Children are being taught to like Islam and hate Christianity, according to elected officials in Texas, who say they're hellbent on stopping it.
And what these 14 people decide could influence textbooks for the entire nation.
Members of the state's Board of Education will vote on a new resolution on Friday that argues textbooks dedicate more time to teaching the Muslim faith, while offering less information about Christian history.
The information is also skewed, the resolution states, showing Islam in a positive light while demonizing Christianity.
For example, it argues, "120 student text lines" in one book were dedicated to "Christian beliefs, practices and holy writings," while more than two times as many focus on Islam, "dwelling for 27 student text lines on Crusaders' massacre of Muslims at Jerusalem in 1099 yet censoring Muslims' massacres of Christians there in 1244 and at Antioch in 1268, implying that Christian brutality and Muslim loss of life are significant but Islamic cruelty and Christian deaths are not."
"There's a problem and this resolution brings attention to it," Republican board member Don McLeroy told Fox News on Wednesday. "Academia wants to lean over backwards to be politically correct and not be labeled ethnocentric, so it's kind of a cultural relativism."

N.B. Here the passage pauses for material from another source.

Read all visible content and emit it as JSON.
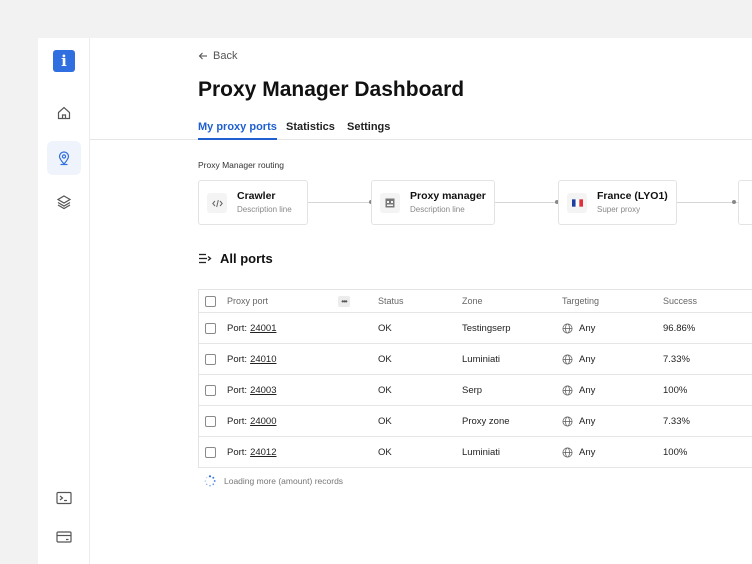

The resolution, proposed by Odessa, Tex., school board member Randy Rives, who tried and failed to get elected to the state board earlier this year, calls Christianity "one of the world's great religions," and requires the State Board of Education to reject social studies textbooks which "offend Texas law with respect to treatment of the world's major religious groups by significant inequalities of coverage space-wise and/or by demonizing or lionizing one or more of them over others."
Rives argued last year that Middle East companies were attempting to influence public opinion in America by investing in publishing companies.
"If you can control or influence our education system, you can start taking over the minds of the young people," he said, according to The New York Times.
"Realistic information takes a back seat to religious intolerance [in Texas], and education suffers a blow," said the Rev. Bobbi Kaye Jones, superintendent of the Austin District of the United Methodist Church, in a statement released by the group.
"Our children's textbooks must treat all religions accurately and fairly," added Imam Islam Mossaad of the North Austin Muslim Community Center.
The decision by the Texas State Board of Education could influence the rest of the country, since it is one of the largest buyers of textbooks in the nation. This means publishers generally skew their books to fall in line with the demands of the Lone Star State, thus shaping the language in textbooks for millions of students across the United States.
If the board passes the resolution, changes would not take effect until 2012.
In May, the same board of education adopted changes to the social studies and history curriculum in Texas that watered down the teaching of religious freedoms, America's relationship with the United Nations, as well as the separation between church and state, along with hundreds of other items.
These changes, driven by the board's conservative members, drew condemnation from Democrats and liberal organizations.